Sauf que le marché ne sera pas toujours en crise. Une fois les prix retombés, les ménages et les PME seront à nouveau les seuls à payer pour soutenir l’hydraulique et les investissements dans les renouvelables. Fini les maigres bénéfices du marché dont ils pouvaient bénéficier grâce à la méthode du prix moyen.
Et il ne faut pas trop compter sur le Conseil des Etats pour revenir en arrière lorsqu’ils débattront de la loi, sachant que les sénateurs représentent les cantons qui sont eux-mêmes actionnaires des entreprises électriques…
Mai 2023 – Surprise à la lecture du communiqué de la CEATE-E
Les sénateurs n’ont pas été convaincus par la proposition du National. La partie n’est donc pas terminée puisqu’ils souhaitent le retour au droit en vigueur.
Un soulagement pour la FRC qui estime que ce dernier a beau être imparfait, il n’ouvre pas la porte aux abus comme le fait la proposition du National.
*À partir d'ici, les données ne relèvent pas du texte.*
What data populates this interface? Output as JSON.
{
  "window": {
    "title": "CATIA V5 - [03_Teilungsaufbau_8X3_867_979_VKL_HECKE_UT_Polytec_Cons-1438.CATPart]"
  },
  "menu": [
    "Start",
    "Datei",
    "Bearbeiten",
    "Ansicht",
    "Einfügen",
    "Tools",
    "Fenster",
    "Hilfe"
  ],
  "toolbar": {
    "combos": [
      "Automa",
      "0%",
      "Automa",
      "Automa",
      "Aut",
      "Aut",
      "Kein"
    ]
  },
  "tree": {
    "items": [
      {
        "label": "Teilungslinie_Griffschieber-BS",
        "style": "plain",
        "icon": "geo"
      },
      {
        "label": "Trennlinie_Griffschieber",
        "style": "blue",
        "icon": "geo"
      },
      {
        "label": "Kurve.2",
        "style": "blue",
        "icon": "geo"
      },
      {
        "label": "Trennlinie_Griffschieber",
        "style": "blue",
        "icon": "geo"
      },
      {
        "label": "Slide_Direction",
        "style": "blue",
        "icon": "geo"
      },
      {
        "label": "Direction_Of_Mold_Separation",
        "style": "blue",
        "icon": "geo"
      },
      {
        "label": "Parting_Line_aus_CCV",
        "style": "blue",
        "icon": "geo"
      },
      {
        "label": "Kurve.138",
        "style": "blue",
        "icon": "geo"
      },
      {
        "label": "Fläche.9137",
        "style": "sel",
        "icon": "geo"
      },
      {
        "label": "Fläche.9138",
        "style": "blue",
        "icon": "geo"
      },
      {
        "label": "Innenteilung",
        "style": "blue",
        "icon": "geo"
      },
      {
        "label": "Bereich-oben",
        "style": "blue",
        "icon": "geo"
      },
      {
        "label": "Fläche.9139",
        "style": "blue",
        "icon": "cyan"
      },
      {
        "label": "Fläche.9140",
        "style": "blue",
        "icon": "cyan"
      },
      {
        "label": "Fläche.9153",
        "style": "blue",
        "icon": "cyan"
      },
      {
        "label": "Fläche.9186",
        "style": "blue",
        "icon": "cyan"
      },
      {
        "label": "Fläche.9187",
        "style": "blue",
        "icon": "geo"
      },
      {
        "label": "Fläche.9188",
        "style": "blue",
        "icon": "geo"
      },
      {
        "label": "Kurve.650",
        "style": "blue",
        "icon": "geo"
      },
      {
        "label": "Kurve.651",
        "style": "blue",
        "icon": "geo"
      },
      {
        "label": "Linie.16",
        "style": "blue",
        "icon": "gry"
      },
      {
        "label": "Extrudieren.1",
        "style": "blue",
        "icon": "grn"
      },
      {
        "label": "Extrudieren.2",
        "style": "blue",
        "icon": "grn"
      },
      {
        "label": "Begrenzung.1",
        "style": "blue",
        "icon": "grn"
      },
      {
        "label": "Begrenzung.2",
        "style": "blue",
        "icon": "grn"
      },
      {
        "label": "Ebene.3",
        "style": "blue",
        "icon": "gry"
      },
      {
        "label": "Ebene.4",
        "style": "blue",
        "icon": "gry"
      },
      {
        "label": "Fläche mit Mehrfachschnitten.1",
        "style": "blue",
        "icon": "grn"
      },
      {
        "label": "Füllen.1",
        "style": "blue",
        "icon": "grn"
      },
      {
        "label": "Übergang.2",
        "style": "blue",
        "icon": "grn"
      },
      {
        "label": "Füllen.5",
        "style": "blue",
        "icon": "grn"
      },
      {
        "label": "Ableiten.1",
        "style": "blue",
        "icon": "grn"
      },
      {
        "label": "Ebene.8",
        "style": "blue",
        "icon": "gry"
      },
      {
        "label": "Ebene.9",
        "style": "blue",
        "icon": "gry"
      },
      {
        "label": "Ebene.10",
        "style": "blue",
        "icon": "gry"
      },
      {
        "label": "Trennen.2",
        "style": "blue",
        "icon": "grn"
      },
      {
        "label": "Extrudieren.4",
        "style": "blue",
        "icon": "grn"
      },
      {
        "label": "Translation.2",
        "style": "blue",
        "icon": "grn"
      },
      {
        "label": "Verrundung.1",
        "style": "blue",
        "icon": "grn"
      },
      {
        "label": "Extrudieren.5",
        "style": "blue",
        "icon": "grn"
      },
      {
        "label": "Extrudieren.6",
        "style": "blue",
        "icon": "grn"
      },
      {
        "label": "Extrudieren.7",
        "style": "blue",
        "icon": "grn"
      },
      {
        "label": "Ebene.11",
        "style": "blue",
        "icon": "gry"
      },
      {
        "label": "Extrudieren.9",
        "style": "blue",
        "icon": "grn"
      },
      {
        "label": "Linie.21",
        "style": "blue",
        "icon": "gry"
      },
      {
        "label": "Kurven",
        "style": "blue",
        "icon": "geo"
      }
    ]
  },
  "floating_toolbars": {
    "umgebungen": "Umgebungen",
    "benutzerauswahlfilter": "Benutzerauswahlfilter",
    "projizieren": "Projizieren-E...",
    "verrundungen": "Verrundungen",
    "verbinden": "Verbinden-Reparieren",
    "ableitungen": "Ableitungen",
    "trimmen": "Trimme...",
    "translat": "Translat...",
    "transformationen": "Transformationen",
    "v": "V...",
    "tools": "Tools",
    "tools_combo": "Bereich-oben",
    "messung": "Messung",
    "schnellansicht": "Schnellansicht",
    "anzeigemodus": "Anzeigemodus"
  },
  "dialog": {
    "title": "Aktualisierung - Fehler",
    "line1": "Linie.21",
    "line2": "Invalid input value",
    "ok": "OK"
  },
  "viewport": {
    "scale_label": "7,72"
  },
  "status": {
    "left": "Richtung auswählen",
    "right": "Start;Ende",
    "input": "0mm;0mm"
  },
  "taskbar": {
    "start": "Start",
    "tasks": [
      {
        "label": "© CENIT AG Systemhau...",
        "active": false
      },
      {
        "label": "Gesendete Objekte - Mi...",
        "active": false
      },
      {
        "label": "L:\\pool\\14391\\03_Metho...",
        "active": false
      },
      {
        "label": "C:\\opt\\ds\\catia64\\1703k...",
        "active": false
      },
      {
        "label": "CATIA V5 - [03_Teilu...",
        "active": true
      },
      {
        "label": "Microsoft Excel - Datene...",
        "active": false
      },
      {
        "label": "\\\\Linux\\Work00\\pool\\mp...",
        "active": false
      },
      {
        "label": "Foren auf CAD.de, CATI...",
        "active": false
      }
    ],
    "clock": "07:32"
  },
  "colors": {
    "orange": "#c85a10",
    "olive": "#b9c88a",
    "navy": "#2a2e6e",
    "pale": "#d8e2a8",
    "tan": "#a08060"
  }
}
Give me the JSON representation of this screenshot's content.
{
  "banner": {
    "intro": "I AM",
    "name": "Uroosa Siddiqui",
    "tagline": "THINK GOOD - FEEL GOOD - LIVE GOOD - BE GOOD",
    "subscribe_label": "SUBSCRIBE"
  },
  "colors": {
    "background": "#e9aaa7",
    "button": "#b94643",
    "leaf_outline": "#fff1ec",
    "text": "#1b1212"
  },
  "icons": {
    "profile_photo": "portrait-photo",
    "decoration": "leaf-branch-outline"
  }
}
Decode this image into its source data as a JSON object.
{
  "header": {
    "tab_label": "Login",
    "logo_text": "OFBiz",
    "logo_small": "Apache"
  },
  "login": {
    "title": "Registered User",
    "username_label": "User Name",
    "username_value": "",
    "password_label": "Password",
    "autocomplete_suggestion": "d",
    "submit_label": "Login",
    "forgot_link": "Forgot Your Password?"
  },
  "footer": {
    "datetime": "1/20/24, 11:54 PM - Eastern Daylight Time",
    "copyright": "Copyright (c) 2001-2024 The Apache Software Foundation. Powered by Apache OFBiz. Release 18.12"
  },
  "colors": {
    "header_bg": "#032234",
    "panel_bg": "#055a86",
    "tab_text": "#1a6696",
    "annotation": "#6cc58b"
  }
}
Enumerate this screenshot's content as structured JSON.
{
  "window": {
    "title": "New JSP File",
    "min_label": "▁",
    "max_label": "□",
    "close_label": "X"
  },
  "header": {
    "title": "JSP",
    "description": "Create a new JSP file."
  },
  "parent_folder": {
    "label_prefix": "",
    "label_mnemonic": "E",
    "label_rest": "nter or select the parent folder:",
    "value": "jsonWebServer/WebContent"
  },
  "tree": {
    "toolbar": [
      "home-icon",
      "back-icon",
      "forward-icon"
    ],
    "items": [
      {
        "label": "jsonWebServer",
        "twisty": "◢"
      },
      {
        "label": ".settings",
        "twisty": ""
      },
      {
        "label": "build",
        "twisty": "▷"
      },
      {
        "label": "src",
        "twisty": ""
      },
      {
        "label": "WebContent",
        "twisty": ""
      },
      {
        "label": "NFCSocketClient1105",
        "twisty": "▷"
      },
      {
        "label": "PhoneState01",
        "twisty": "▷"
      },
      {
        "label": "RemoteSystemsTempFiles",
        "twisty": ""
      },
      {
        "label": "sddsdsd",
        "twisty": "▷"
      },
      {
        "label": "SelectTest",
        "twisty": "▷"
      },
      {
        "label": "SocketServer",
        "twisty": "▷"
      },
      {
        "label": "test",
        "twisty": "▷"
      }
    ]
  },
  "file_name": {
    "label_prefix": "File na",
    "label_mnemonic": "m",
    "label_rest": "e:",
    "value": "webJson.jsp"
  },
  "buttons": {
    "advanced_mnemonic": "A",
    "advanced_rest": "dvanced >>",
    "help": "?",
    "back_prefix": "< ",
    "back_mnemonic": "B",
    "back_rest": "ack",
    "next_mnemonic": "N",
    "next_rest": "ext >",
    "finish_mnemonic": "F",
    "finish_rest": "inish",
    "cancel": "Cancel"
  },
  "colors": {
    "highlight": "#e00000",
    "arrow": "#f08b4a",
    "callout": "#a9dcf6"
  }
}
En effet, celle-ci permettrait aux entreprises électriques de proposer des tarifs plus avantageux aux clients libres (gros consommateurs de courant) qu’aux ménages et PME (clients captifs), tout en continuant à ne faire payer que ces derniers pour le courant issu de leur production propre.
Reste à savoir ce qui sera décidé lors de la session d’été du parlement: si le Conseil des Etats suit sa commission, l’assemblée dans son ensemble devra voter sur cette divergence.